Sylvie (Isabelle Huppert), une vieille écrivaine acariâtre, que sa nièce (India Hair) pousse à déménager, est en train d’écrire son nouveau roman. Propriétaire d’un appartement sur le boulevard Saint-Martin, elle épie ses voisins à la longue-vue, Nico (Vincent Cassel), sa compagne Nita (Virginie Efira) et son frère cadet Théo (Pierre Niney), et leur invente une vie. Sylvie héberge un repris de justice, Adam (Adam Bessa), qui subtilise son manuscrit et contacte Nita.
Ashgar Farhadi est sans doute l’un des plus grands réalisateur iraniens contemporains. Seul Jafar Panahi, auréolé de toutes ses récompenses à Cannes, à Berlin ou à Venise, réussit à lui voler la vedette. Il lui a fallu attendre la quarantaine et son cinquième film, Une séparation, pour atteindre en 2011 une renommée internationale. Suivirent quatre autres films, tournés en France (Le Passé), en Iran (Le Client, Un héros) et en Espagne (Everybody Knows).
Fahradi revient en France avec un casting luxueux : Huppert, Efira, Cassel, Niney…. et même Catherine Deneuve en guest star ! Son film, inspiré d’un des épisodes du décalogue de Kieslowski, était taillé pour Cannes. Il y a pourtant reçu jeudi dernier un accueil glacial. « le film du réalisateur iranien présenté à Cannes […] remplit du vide avec du n’importe quoi » écrit Eric Neuhoff pour Le Figaro. « un grand huit de fiction hitchcockienne avec casting français XXL, plus étouffant qu’étourdissant » cingle Sandra Onana pour Libération. « un jeu de faux-semblants qui tourne à vide » conclut Jacques Mandelbaum pour Le Monde.
Je suis loin d’avoir la dent aussi dure. J’ai au contraire beaucoup aimé ce film. Il est rare que je ne reproche pas à un film de plus de deux heures sa longueur. Celle-ci ici m’a semblé au contraire parfaitement opportune, le scénario se donnant le temps de déployer tous ses possibles et de nous surprendre à chacune de ses bifurcations.

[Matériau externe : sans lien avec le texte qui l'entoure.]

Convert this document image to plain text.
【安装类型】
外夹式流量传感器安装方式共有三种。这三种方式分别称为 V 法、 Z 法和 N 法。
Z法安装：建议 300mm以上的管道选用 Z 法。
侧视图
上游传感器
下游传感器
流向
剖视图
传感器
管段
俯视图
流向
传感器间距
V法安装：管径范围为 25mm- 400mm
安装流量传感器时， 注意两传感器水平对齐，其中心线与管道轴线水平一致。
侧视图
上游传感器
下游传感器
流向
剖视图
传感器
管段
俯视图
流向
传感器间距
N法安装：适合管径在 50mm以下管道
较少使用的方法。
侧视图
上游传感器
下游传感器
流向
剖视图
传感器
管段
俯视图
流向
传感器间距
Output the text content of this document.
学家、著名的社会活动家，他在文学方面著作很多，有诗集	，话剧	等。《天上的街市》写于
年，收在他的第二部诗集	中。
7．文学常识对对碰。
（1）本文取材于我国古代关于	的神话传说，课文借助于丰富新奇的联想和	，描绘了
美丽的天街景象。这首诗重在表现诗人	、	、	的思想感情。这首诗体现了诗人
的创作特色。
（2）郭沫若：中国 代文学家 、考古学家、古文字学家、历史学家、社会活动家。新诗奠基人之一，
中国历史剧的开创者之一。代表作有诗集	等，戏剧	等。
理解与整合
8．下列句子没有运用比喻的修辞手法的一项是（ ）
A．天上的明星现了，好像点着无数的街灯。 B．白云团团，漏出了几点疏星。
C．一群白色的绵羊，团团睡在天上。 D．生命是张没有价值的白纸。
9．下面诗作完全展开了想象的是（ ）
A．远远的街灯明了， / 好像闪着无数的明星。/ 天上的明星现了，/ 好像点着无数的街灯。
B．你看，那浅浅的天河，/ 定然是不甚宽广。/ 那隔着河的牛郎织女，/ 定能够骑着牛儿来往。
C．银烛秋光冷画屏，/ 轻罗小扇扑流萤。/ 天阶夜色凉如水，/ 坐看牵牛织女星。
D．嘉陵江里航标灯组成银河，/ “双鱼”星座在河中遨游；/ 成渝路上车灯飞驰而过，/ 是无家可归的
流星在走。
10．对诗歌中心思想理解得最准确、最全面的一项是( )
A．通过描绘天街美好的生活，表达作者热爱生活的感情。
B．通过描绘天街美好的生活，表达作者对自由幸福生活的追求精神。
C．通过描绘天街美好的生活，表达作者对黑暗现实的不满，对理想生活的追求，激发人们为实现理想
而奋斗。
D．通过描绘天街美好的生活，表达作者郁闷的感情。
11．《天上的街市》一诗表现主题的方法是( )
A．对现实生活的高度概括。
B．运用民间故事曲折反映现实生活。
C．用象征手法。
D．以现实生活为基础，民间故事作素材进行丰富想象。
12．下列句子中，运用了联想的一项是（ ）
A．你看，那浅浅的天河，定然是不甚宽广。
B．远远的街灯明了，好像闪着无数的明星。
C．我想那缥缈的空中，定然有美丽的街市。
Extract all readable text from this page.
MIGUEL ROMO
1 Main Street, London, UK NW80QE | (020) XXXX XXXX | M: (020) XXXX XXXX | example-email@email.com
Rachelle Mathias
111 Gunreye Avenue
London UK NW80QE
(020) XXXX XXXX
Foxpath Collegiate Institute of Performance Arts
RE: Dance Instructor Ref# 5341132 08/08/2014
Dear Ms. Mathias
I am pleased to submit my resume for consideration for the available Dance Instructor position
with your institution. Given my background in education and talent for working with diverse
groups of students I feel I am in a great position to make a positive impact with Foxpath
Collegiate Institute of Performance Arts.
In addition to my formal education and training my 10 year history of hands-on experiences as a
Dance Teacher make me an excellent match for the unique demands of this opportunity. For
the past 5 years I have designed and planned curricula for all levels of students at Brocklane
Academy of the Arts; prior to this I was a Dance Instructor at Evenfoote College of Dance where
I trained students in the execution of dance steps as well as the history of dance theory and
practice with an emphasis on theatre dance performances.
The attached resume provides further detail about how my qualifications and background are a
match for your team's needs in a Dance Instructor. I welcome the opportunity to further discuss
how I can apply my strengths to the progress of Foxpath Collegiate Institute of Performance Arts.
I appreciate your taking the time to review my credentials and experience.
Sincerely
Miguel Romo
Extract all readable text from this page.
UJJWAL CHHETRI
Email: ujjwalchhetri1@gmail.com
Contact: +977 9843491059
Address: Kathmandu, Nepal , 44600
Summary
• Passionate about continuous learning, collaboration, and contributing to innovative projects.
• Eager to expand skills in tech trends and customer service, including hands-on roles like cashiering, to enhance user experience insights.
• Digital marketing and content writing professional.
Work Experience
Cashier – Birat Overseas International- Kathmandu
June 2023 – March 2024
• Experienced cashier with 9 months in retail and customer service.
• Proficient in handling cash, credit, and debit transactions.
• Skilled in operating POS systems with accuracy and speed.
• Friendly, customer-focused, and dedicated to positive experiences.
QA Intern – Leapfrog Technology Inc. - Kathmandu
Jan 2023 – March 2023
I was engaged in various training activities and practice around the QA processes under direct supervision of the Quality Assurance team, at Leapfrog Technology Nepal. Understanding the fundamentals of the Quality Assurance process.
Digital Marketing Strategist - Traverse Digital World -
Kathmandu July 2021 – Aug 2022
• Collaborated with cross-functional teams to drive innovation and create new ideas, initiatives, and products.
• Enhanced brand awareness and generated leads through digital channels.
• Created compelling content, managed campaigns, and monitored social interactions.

J’ai aimé la direction d’acteurs de ces Histoires parallèles. Même Isabelle Huppert, toujours aussi horripilante, m’a semblé excellente. Viriginie Efira est tout simplement renversante. Vincent Cassel me fait douloureusement réaliser qu’à son âge et au mien, on est devenu un vieil homme perclus de rhumatisme. Pierre Niney réussit l’exploit remarquable de jouer sa partition mezzo vocce, sans verser dans les outrances qui lestent souvent ses premiers rôles.
Mais Histoires parallèles vaut surtout par son scénario à la fois délicieusement emberlificoté et parfaitement linéaire. Comme La Vénus électrique programmé en ouverture, comme L’Être aimé projeté samedi, Histoires parallèles nous invite à une réflexion virtuose sur la création, sur l’imaginaire, sur l’espace plus ou moins grand qui les sépare de la réalité. Histoires parallèles est un hommage à la création artistique et un appel, sacrément salvateur en ces temps troublés, à la liberté de l’artiste. C’est en même temps un rappel des conséquences de la création artistique sur la réalité. La fiction peut changer la vie ; mais, dit malicieusement Sylvie à Nico dans la cour de son immeuble, il n’y a rien à craindre d’elle si on ne se sent pas menacé.